FDE 求人とソリューションエンジニアの違いは何ですか
職種名だけでは決まりません。提案と技術検証が中心ならプリセールス寄りです。自分で実装し、本番運用と利用定着まで持つならFDEに近づきます。両方を募集する会社もあるため、責任範囲で比較します。
FDE 求人では資格が必要ですか
資格より実務の証拠を重く見る求人が多いものの、製品認定、クラウド資格、セキュリティ要件が歓迎または必須になる場合があります。
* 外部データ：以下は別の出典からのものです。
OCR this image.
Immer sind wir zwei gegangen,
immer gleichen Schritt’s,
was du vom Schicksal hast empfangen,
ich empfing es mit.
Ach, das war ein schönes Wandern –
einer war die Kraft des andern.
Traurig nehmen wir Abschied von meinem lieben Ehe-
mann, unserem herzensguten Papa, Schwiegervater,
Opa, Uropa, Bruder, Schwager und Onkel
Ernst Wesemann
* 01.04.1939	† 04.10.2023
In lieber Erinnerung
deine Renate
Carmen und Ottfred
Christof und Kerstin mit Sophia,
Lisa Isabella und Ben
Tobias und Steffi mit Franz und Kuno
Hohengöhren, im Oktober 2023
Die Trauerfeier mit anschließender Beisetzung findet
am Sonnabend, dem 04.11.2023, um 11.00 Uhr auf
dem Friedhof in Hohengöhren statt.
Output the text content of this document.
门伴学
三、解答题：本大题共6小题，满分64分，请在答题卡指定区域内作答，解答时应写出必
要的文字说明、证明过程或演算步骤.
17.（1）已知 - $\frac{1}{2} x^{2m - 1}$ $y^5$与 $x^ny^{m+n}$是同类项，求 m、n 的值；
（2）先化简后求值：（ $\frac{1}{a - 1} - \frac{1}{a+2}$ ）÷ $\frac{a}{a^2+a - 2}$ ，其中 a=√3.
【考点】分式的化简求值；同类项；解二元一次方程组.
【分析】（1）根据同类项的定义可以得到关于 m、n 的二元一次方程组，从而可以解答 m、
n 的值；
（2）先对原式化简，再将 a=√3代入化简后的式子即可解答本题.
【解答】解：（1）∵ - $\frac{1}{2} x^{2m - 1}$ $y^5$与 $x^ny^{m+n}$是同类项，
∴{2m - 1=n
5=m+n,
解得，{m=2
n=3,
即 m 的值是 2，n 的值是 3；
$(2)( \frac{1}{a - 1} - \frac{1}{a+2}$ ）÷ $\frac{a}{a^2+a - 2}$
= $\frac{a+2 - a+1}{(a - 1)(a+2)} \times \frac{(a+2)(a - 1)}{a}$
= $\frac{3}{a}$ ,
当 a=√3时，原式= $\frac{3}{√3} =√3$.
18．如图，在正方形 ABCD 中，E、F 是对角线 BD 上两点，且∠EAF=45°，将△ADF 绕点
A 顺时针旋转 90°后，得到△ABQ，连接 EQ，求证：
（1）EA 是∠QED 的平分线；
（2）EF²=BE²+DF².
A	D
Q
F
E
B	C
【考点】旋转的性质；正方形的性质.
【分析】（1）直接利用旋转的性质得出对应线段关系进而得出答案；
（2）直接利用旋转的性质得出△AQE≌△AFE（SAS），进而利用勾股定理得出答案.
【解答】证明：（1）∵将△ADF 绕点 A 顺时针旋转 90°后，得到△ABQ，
資格名だけで判断せず、求人票の必須条件を確認してください。AI FDE Japanの認定は独立したコミュニティ認定であり、特定企業の採用や合格を保証するものではありません。
FDE 求人へ応募する前に何を学べばよいですか
一つの業務を選び、観察、スコープ、試作、評価、運用設計まで通してください。学習コースで流れを確認し、オンライン試験でシナリオ判断を練習できます。学習した項目より、実際にどの判断をしたかを話せる状態が応募準備の目安です。
FDE 求人を探す作業は、職種名の検索で終わりません。求人票から責任範囲を読み、自分の経験を導入の流れに並べ直し、働き方まで比較する。その準備ができると、肩書きが違う求人の中から、自分が目指すFDEの仕事を見つけやすくなります。